How do I decide whether to use Apple Guide for my project?
Apple Guide is best at providing interactive, step-by-step, task-based instructions. Apple Guide will fit your documentation needs well if your documentation
- is task-oriented, organized in terms of the way the user views the task rather than in terms of the program's functions (for example, "How do I connect to the Internet?", not "How do I use TCP/IP?");
- presents information step by step; and
- can benefit from interaction with the user and the computer setup (for example, if you want to present different instructions depending on the user's system configuration)
You can also use Apple Guide as a hypertext reference engine, although this type of documentation doesn't really take advantage of many of Apple Guide's strengths (such as coaching and context-checking). Apple Guide is best used for reference material that is brief and which users frequently look up while they're at the computer.
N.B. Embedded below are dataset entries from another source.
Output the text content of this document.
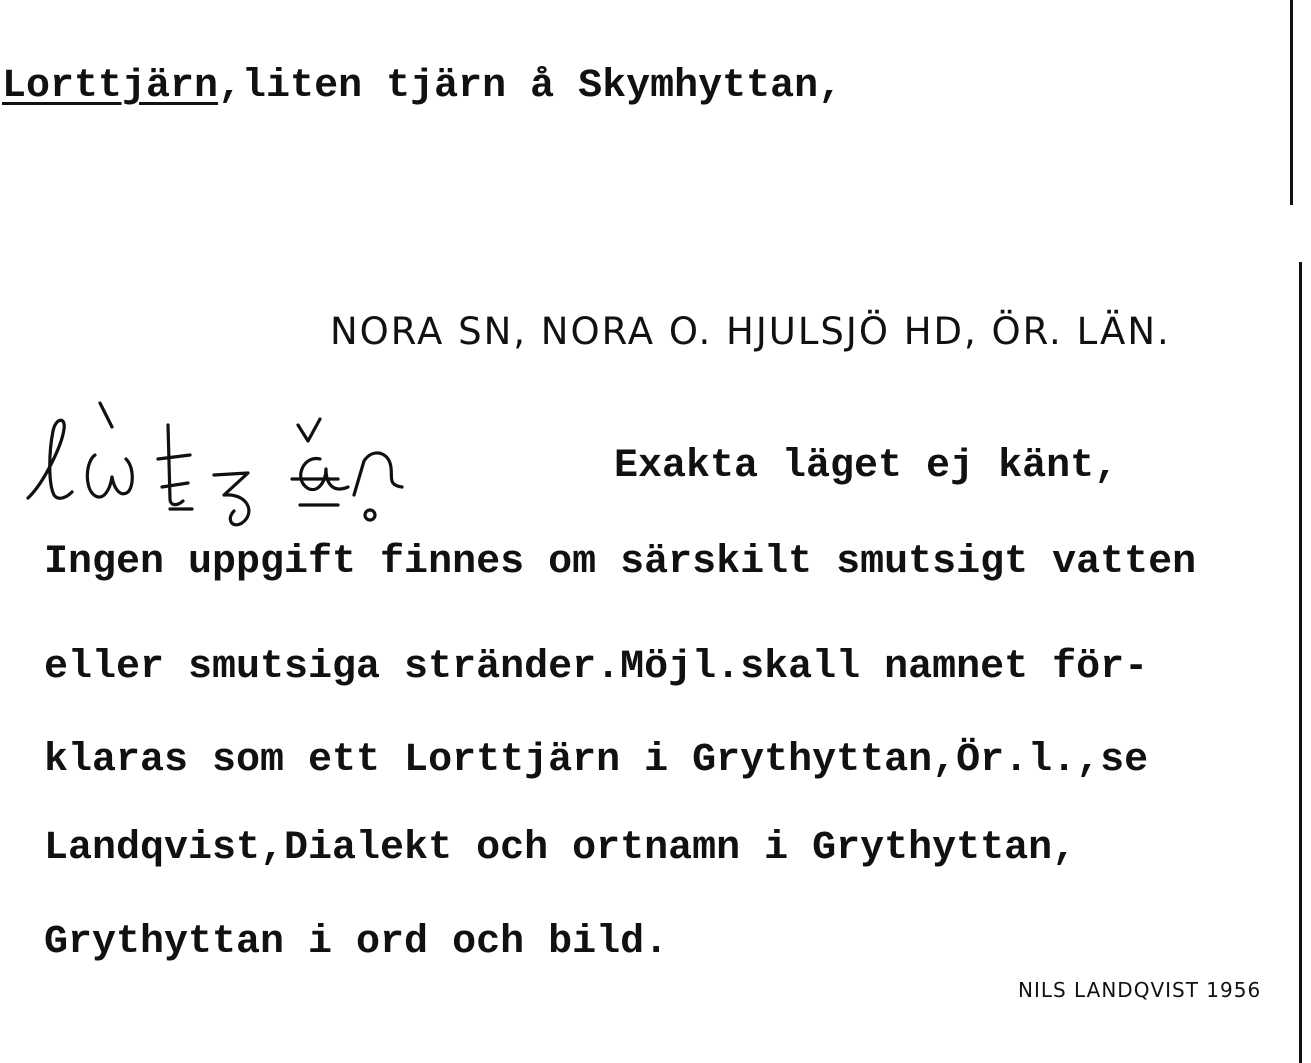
Lorttjärn,liten tjärn å Skymhyttan,
NORA SN, NORA O. HJULSJÖ HD, ÖR. LÄN.
Exakta läget ej känt,
Ingen uppgift finnes om särskilt smutsigt vatten
eller smutsiga stränder.Möjl.skall namnet för-
klaras som ett Lorttjärn i Grythyttan,Ör.l.,se
Landqvist,Dialekt och ortnamn i Grythyttan,
Grythyttan i ord och bild.
NILS LANDQVIST 1956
Syntax cheat-sheets for programming or scripting languages, power-user shortcuts, and quick FAQs are all appropriate for Apple Guide.
There are a few things Apple Guide is not really appropriate for for:
- Hardware setup, installation, and troubleshooting documentation that the user may need when the computer is turned off. Since Apple Guide is only available when the computer is on and running and the guide itself has been installed, it doesn't make sense to use it for such questions as "How do I install the software?" or "Why won't my computer turn on?"
- Information that may be used away from the computer or at a remote peripheral. For example, instructions on the front-panel settings of a networked printer need to be near the printer; if the user's computer and the printer are in different areas of the building, Apple Guide format will be frustrating and difficult to use. Again, a printed sheet that can be carried to or stored with the printer is more useful.
- Extensive references, essays, and background information, intended to be read all the way through, rather than looked up as needed. For physiological reasons, on-screen reading is physically more difficult and tiring than reading the same material on paper. Also, many users prefer to read such background material away from the computer.